Separating bichromatic point sets in the plane by restricted orientation convex hulls

We explore the separability of point sets in the plane by a restricted-orientation convex hull, which is an orientation-dependent, possibly disconnected, and non-convex enclosing shape that generalizes the convex hull. Let $R$ and $B$ be two disjoint sets of red and blue points in the plane, and $\mathcal{O}$ be a set of $k \geq 2$ lines passing through the origin. We study the problem of computing the set of orientations of the lines of $\mathcal{O}$ for which the $\mathcal{O}$-convex hull of $R$ contains no points of $B$. For $k=2$ orthogonal lines we have the rectilinear convex hull.
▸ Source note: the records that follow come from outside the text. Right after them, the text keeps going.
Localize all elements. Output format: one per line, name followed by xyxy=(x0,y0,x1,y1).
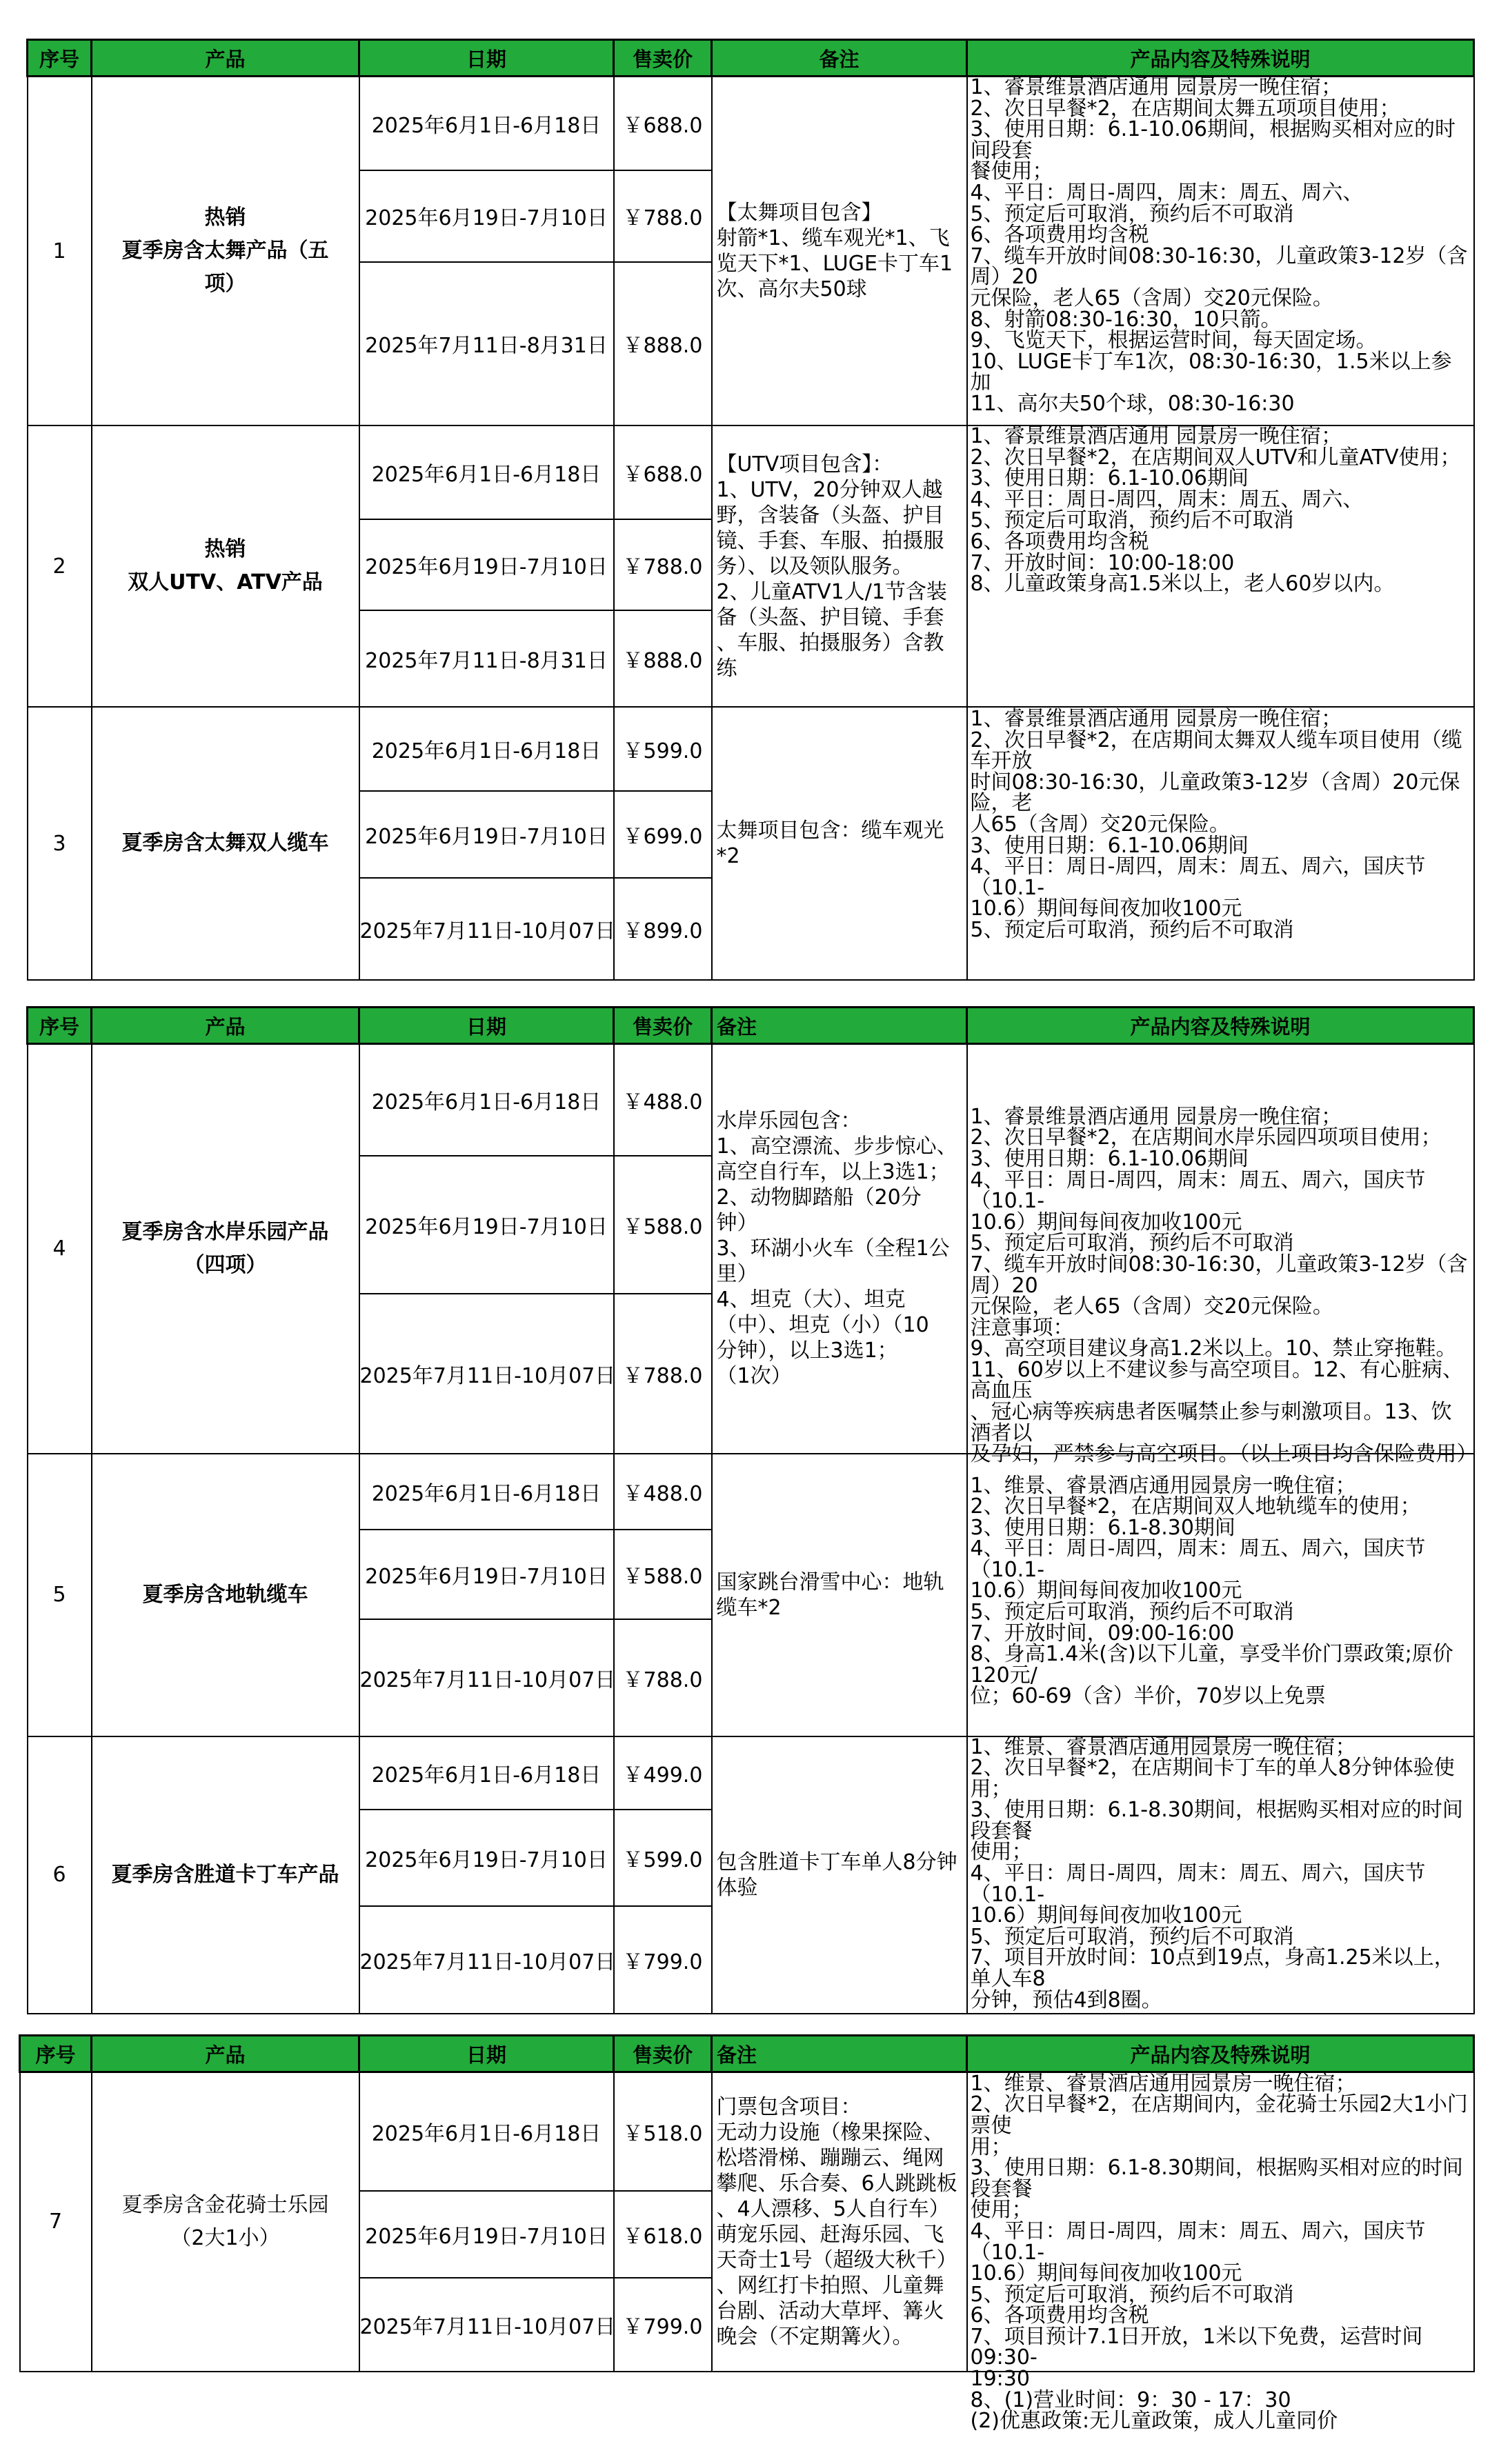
desc-line: 10.6）期间每间夜加收100元 xyxy=(970,1903,1242,1928)
product-line: （四项） xyxy=(183,1252,267,1277)
note-text: 国家跳台滑雪中心：地轨 缆车*2 xyxy=(716,1570,944,1620)
desc-line: 4、平日：周日-周四，周末：周五、周六，国庆节（10.1- xyxy=(970,854,1426,900)
desc-line: 1、维景、睿景酒店通用园景房一晚住宿； xyxy=(970,2071,1356,2096)
note-text: 门票包含项目： 无动力设施（橡果探险、 松塔滑梯、蹦蹦云、绳网 攀爬、乐合奏、6人跳跳板 、4人漂移、5人自行车） 萌宠乐园、赶海乐园、飞 天奇士1号（超级大秋千） 、网红打卡拍照、儿童舞 台剧、活动大草坪、篝火 晚会（不定期篝火）。 xyxy=(716,2094,957,2349)
row-seq: 2 xyxy=(28,425,92,707)
product-line: 夏季房含太舞产品（五 xyxy=(121,239,329,263)
desc-line: 5、预定后可取消，预约后不可取消 xyxy=(970,1231,1294,1256)
header-desc: 产品内容及特殊说明 xyxy=(967,2036,1474,2072)
note-text: 【太舞项目包含】 射箭*1、缆车观光*1、飞 览天下*1、LUGE卡丁车1 次、高尔夫50球 xyxy=(716,201,953,301)
desc-line: 3、使用日期：6.1-8.30期间 xyxy=(970,1515,1235,1540)
row-date: 2025年6月19日-7月10日 xyxy=(359,1156,614,1294)
header-date: 日期 xyxy=(359,40,614,77)
row-product xyxy=(92,77,359,426)
row-desc xyxy=(967,1736,1474,2014)
row-date: 2025年6月19日-7月10日 xyxy=(359,791,614,878)
desc-line: 4、平日：周日-周四，周末：周五、周六，国庆节（10.1- xyxy=(970,2218,1426,2265)
desc-line: 使用； xyxy=(970,1840,1033,1865)
row-product xyxy=(92,2072,359,2372)
desc-line: 6、各项费用均含税 xyxy=(970,2303,1149,2328)
row-date: 2025年6月19日-7月10日 xyxy=(359,519,614,610)
product-table-1 xyxy=(26,39,1475,981)
row-price: ￥688.0 xyxy=(614,77,712,171)
row-desc xyxy=(967,707,1474,980)
row-date: 2025年6月19日-7月10日 xyxy=(359,170,614,262)
row-price: ￥799.0 xyxy=(614,1906,712,2014)
row-note xyxy=(712,77,967,426)
desc-line: 5、预定后可取消，预约后不可取消 xyxy=(970,508,1294,533)
row-product xyxy=(92,425,359,707)
row-date: 2025年7月11日-10月07日 xyxy=(359,1906,614,2014)
header-price: 售卖价 xyxy=(614,2036,712,2072)
row-date: 2025年6月1日-6月18日 xyxy=(359,707,614,791)
product-line: （2大1小） xyxy=(170,2225,280,2250)
desc-line: 5、预定后可取消，预约后不可取消 xyxy=(970,1924,1294,1949)
row-price: ￥488.0 xyxy=(614,1044,712,1156)
row-seq: 5 xyxy=(28,1454,92,1736)
row-price: ￥788.0 xyxy=(614,1619,712,1736)
desc-line: 10.6）期间每间夜加收100元 xyxy=(970,1210,1242,1234)
header-price: 售卖价 xyxy=(614,40,712,77)
product-line: 夏季房含胜道卡丁车产品 xyxy=(111,1862,339,1887)
product-line: 双人UTV、ATV产品 xyxy=(128,570,323,594)
desc-line: 3、使用日期：6.1-10.06期间 xyxy=(970,1146,1249,1171)
row-date: 2025年7月11日-8月31日 xyxy=(359,262,614,425)
row-date: 2025年6月1日-6月18日 xyxy=(359,1454,614,1530)
desc-line: 7、项目开放时间：10点到19点，身高1.25米以上，单人车8 xyxy=(970,1945,1455,1992)
row-date: 2025年6月1日-6月18日 xyxy=(359,77,614,171)
row-price: ￥888.0 xyxy=(614,262,712,425)
desc-line: 7、开放时间：10:00-18:00 xyxy=(970,550,1235,575)
desc-line: 10.6）期间每间夜加收100元 xyxy=(970,1579,1242,1603)
desc-line: 9、高空项目建议身高1.2米以上。10、禁止穿拖鞋。 xyxy=(970,1336,1457,1361)
row-note xyxy=(712,1736,967,2014)
row-product xyxy=(92,1736,359,2014)
desc-line: 2、次日早餐*2，在店期间内，金花骑士乐园2大1小门票使 xyxy=(970,2092,1468,2138)
row-desc xyxy=(967,1044,1478,1467)
desc-line: 8、身高1.4米(含)以下儿童，享受半价门票政策;原价120元/ xyxy=(970,1642,1453,1687)
desc-line: 位；60-69（含）半价，70岁以上免票 xyxy=(970,1684,1326,1709)
desc-line: 人65（含周）交20元保险。 xyxy=(970,812,1230,837)
row-date: 2025年7月11日-10月07日 xyxy=(359,2278,614,2372)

In optimal $O(n \log n)$ time and $O(n)$ space, $n = \vert R \vert + \vert B \vert$, we compute the set of rotation angles such that, after simultaneously rotating the lines of $\mathcal{O}$ around the origin in the same direction, the rectilinear convex hull of $R$ contains no points of $B$. We generalize this result to the case where $\mathcal{O}$ is formed by $k \geq 2$ lines with arbitrary orientations. In the counter-clockwise circular order of the lines of $\mathcal{O}$, let $\alpha_i$ be the angle required to clockwise rotate the $i$th line so it coincides with its successor. We solve the problem in this case in $O(1/\Theta \cdot N \log N)$ time and $O(1/\Theta \cdot N)$ space, where $\Theta = \min \{ \alpha_1,\ldots,\alpha_k \}$ and $N=\max\{k,\vert R \vert + \vert B \vert \}$. We finally consider the case in which $\mathcal{O}$ is formed by $k=2$ lines, one of the lines is fixed, and the second line rotates by an angle that goes from $0$ to $\pi$. We show that this last case can also be solved in optimal $O(n\log n)$ time and $O(n)$ space, where $n = \vert R \vert + \vert B \vert$.